Google URL Index Hits 1 Trillion 249
mytrip points out news that Google's index of unique URLs has reached a milestone: one trillion. Google's blog provides some more information, noting,
"The first Google index in 1998 already had 26 million pages, and by 2000 the Google index reached the one billion mark. Over the last eight years, we've seen a lot of big numbers about how much content is really out there. To keep up with this volume of information, our systems have come a long way since the first set of web data Google processed to answer queries. Back then, we did everything in batches: one workstation could compute the PageRank graph on 26 million pages in a couple of hours, and that set of pages would be used as Google's index for a fixed period of time. Today, Google downloads the web continuously, collecting updated page information and re-processing the entire web-link graph several times per day."
Re:Amazing (Score:5, Informative)
I couldn't agree more.
Many of the clients I support are constantly asking me "Is there a program that does this? or Can you find me a program to do this" etc etc.
I used to be able to just use google to help me get started but these days the top level searches are all those bloody link farms peddling "free" software, even when typing in the word review you come up with link farms that offer no reviews.
Comment removed (Score:5, Informative)
Re:Amazing (Score:5, Informative)
Many of the clients I support are constantly asking me "Is there a program that does this? or Can you find me a program to do this" etc etc.
I used to be able to just use google to help me get started but these days the top level searches are all those bloody link farms peddling "free" software
Have you tried SourceForge [sourceforge.net]? That's what it's there for, you know.
Re:How long till.. (Score:5, Informative)
... and cut out Experts-Exchange.com from your search results since their pages don't actually return the information you think they do.
Perhaps you should try scrolling to the bottom of the page... :)
Re:How long till.. (Score:5, Informative)
It took me a while to realize it, but if you scroll clear to the bottom of an expert exchange post, you'll find the comments unhidden and relevant.
Re:How long till.. (Score:5, Informative)
...and cut out Experts-Exchange.com from your search results since their pages don't actually return the information you think they do.

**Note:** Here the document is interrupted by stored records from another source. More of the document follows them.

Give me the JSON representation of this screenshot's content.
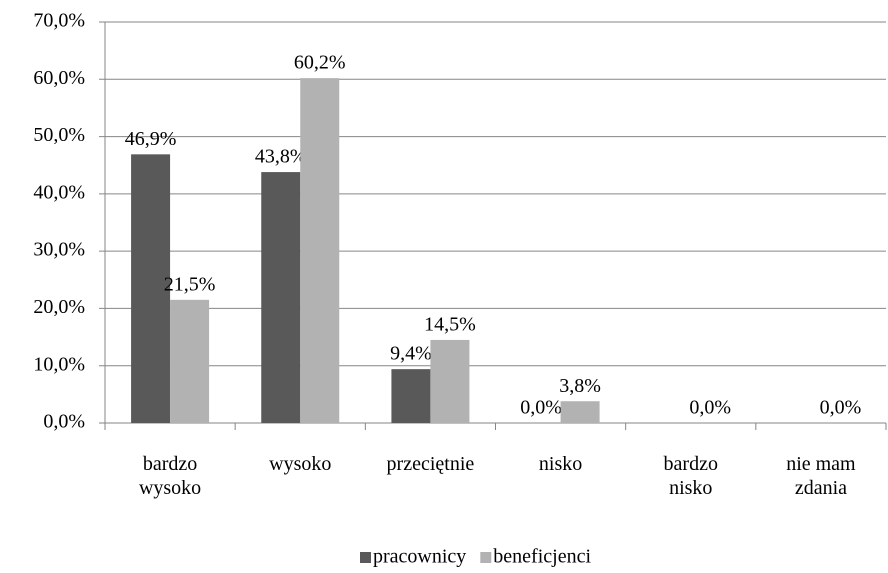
{
  "chart_data": {
    "type": "bar",
    "categories": [
      "bardzo\nwysoko",
      "wysoko",
      "przeciętnie",
      "nisko",
      "bardzo\nnisko",
      "nie mam\nzdania"
    ],
    "series": [
      {
        "name": "pracownicy",
        "color": "#595959",
        "values": [
          46.9,
          43.8,
          9.4,
          0.0,
          null,
          null
        ],
        "value_labels": [
          "46,9%",
          "43,8%",
          "9,4%",
          "0,0%",
          null,
          null
        ]
      },
      {
        "name": "beneficjenci",
        "color": "#b2b2b2",
        "values": [
          21.5,
          60.2,
          14.5,
          3.8,
          0.0,
          0.0
        ],
        "value_labels": [
          "21,5%",
          "60,2%",
          "14,5%",
          "3,8%",
          "0,0%",
          "0,0%"
        ]
      }
    ],
    "ylim": [
      0,
      70
    ],
    "yticks": [
      {
        "value": 0,
        "label": "0,0%"
      },
      {
        "value": 10,
        "label": "10,0%"
      },
      {
        "value": 20,
        "label": "20,0%"
      },
      {
        "value": 30,
        "label": "30,0%"
      },
      {
        "value": 40,
        "label": "40,0%"
      },
      {
        "value": 50,
        "label": "50,0%"
      },
      {
        "value": 60,
        "label": "60,0%"
      },
      {
        "value": 70,
        "label": "70,0%"
      }
    ],
    "grid": true,
    "legend": "bottom"
  }
}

If you block cookies from experts-exchange.com you can actually see the answers on any e-e page - after you visit the first time, it normally sets a cookie to not show results next visit, which is how they get Google to index their pages anyway. With cookies from them blocked, you can then see the answers - you just have to scroll 7/8s of the way down the page past all the fake "Please sign up to see this result" boxes. :)
(First AC post in years... tee hee.
Re:Try "Live" search (Score:0, Informative)
The first result for 'getfirefox' is http://www.getfirefox.net/ [getfirefox.net] which seems to be correct to me.
The first result for 'Linux' is http://www.linux.org/ [linux.org] not some Microsoft website.
The first result for 'Open Office' is http://www.openoffice.org/ [openoffice.org] and not some Microsoft website.
You lie?
Re:Some numbers (Score:3, Informative)
You mean Googlewhacking [wikipedia.org], except not nearly as hard?
Re:How long till.. (Score:4, Informative)
Actually, If you go to the cached version of those pages, you can see all the answers. You can also just use the Googlebot's user agent via the User Agent Switcher [mozilla.org].
Re:No concern for the foreign readers? (Score:3, Informative)
No one in the UK uses the long scale system really. For example, traditional UK billions are _never_ used in governmental budgets, and no one points out that the "American" billion is being used. A billion is just 1E9 here, like just about everywhere else.
I guess some older people may be confused (what's new ;)), but I'll wager a large proportion of the younger UK population don't even know what a traditional English billion is. I'm 30, and I've never used 1E12 as a billion, or even been taught it could be.
Dynamic pages pollute count (Score:5, Informative)
Google tries to detect a dynamic page by looking for ampersands and equal signs, as well as looking at the content of the page, it is really quite easy to fool.
e.g.: http://somesite.com/itemlist.php?listmode=1&category=beds&orderby=7 [somesite.com]
when 'rewritten' shows up as
http://somesite.com/items/1/beds/7.html
So 1 billion web pages could be, and I know a few thousand pages like this, just a few hundred thousand dynamic pages. Not that the pages don't have relevant information, some of the stuff can be redundant though. For instance, when the spider crawls across "Records per page = 10" > "Records per page = 20" > "Records per page = 30" etc.. or when lazy programmers don't use cookies and databases to store information but try and concatenate the URL with the user's selections. Thank god for that GET limit [boutell.com]. People need to use POST!
If someone knows how to stop this message board from creating links out of false URLs please, let me know.